The scientific explanation is that any party that has got the support of the young ones, takes over in the next 10 to five years, says Malema
It’s difficult to nail down the EFF’s Makoti Khawula; she is happy to be followed on the campaign trail but she is constantly on the move.
It is at a technical and vocational education and training college in KwaMashu – where she grew up – that City Press finally catches up with her.
“Ngiyaxolisa mntanam uyazibonela nawe ukuthi kubi kwaEFF,” (Sorry for the run-around, my child, we are busy at EFF), she says in-between stopping a number of times to grant requests for selfies.
A small group of students and some supporters who heard she was in the area have gathered at the entrance of the college to hear mam Khawula speak.
“Ilwelwe imfundo yamahala ilwelwe (Fight for free education fight),” she shouts. The group responds, “Ilwelwe.”
“Lwelwa amarights akho walelwe.” The group responds, “Walwelwe.”
“Izwe.” The group responds, “Elethu.”
“Umhlaba?” The group responds, “Owethu.”
“Izindlu ? The group responds, “Ezethu.”
“Amasela? The group responds, “Awahambe.”
Student support in KwaZulu-Natal has been crucial to the growth of the EFF, starting with what was a historic win at the University of Zululand.
In 2014 the newcomers got only 2% of the vote in the province, coming in at fifth place behind the ANC, DA, Inkatha Freedom Party and National Freedom Party.
So sluggish was the formation of structures in the province that the national leadership of the EFF opted to disband the existing leadership structures and strengthen the province with national leaders to give the party a fighting chance.
“We can’t take all the young people to Parliament and leave people like Mam Khawula to manage the big monies at a local level and deal with things she has not studied.

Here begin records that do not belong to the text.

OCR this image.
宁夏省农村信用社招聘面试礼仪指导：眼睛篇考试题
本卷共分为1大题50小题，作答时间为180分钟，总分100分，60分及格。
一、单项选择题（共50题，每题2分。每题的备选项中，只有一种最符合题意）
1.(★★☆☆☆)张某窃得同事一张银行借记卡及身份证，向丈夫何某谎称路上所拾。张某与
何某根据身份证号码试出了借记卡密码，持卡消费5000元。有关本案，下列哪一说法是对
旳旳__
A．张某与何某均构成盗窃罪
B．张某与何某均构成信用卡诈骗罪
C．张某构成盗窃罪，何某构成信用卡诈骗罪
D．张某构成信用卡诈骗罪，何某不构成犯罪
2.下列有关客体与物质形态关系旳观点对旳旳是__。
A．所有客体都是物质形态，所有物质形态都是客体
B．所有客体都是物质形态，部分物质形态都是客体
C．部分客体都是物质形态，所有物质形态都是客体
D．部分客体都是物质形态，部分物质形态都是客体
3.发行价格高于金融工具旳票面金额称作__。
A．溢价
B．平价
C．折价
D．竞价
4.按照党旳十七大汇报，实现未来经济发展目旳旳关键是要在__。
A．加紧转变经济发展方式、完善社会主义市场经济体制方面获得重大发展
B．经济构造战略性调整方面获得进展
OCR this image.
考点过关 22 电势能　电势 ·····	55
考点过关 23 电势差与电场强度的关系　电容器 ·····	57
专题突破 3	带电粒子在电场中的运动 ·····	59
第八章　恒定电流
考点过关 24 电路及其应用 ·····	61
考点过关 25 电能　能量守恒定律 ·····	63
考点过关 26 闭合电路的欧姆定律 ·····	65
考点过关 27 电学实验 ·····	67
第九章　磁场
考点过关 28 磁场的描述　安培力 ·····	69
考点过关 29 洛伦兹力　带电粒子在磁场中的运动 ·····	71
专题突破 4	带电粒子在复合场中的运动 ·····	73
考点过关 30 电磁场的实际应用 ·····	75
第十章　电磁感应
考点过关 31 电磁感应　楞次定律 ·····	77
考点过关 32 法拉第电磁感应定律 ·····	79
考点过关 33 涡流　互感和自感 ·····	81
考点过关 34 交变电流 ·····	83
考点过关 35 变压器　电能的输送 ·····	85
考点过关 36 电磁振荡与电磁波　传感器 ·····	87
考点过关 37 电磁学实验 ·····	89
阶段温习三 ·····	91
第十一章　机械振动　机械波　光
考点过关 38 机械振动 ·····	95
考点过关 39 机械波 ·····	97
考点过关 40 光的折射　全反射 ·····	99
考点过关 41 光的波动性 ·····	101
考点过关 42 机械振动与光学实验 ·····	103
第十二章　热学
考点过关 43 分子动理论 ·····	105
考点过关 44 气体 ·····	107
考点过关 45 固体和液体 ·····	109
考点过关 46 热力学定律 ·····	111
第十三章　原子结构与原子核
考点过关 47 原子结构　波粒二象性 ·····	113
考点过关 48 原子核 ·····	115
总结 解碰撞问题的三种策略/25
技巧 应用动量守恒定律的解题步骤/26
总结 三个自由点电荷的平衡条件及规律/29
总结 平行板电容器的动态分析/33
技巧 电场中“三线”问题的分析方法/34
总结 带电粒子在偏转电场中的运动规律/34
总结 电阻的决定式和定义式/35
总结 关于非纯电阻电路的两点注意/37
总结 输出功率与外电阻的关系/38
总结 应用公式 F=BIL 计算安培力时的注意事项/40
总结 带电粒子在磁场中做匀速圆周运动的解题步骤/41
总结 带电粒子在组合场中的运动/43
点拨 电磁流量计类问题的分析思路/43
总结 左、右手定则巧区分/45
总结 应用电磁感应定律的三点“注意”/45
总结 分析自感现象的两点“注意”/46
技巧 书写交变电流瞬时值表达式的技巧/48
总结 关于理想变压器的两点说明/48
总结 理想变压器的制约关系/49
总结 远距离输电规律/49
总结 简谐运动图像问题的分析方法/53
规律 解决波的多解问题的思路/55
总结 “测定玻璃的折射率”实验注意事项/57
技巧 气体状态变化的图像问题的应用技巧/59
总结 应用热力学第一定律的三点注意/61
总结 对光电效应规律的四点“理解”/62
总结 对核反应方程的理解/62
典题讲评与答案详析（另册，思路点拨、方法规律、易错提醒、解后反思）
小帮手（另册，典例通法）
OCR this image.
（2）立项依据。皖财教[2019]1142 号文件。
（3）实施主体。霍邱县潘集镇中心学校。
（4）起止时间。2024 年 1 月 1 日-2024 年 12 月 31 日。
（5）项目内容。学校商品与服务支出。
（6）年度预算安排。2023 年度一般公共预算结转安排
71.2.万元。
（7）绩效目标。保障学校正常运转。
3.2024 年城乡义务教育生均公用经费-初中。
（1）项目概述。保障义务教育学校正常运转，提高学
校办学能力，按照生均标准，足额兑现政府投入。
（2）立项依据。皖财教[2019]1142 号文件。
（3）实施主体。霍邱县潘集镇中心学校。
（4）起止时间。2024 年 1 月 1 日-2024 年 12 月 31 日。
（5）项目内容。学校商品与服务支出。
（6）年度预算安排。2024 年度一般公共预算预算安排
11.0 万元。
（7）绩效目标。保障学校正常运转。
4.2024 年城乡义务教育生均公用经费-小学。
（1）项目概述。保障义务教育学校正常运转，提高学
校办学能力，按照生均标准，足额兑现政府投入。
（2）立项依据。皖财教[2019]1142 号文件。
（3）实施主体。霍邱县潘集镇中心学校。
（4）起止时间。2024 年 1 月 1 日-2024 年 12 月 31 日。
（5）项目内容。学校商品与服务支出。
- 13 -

We want accountants, town planners, engineers. The time to be led by people who are not educated is over.
"It is painful that some of you do in fact graduate and then do not find jobs and end up turning to drugs. This is why as the EFF we are saying that you must vote for us so we can bring an end to tenders which enrich only the few,” Khawula tells the group in isiZulu.
“The current government does not care for the dignity of black people, we live like animals. No one cares that black people should have a good quality of life that we enjoy.”
Moments after the address she is swarmed by requests for her to visit troubled areas or intervene in disputes between government and residents.
“Uyazizwa ke izinkinga?” (Do you hear all of these problems), she says turning to me even as she writes down the names, numbers and brief description of the grievances in a black diary.
Five days later the EFF leader himself Julius Malema begins a road show in the province beginning in Esikhawini.
After addressing students at Umfolozi College, he tells City Press that the party is shocked by the growth it has experienced in the province.
An internal poll of the DA from earlier this year had the EFF performing at about 15% in KwaZulu-Natal.
“That is too low, we are going to do more than that. In KwaZulu-Natal we are actually shocked ourselves because the type of support we are receiving in the province is overwhelming and we didn’t expect this type of support so we are doing well and we are going to get more than that.
"We have grown and now exist in areas we never did before.
"At the centre of that growth is young people; it is the students who are very energetic. Those are the people who will be working on the ground,” Malema says, his voice hoarse, about to disappear.
While students seem to love the EFF, this support does not always translate to votes.
“Ours is a generational mission, we move from one generation to the other. We are more than happy that we have the youth, we have the students.
“The scientific explanation is that any party that has got the support of the young ones, takes over in the next 10 to five years. So, these people when they graduate here, they are going into communities, they will be the ones who are going to educate communities.”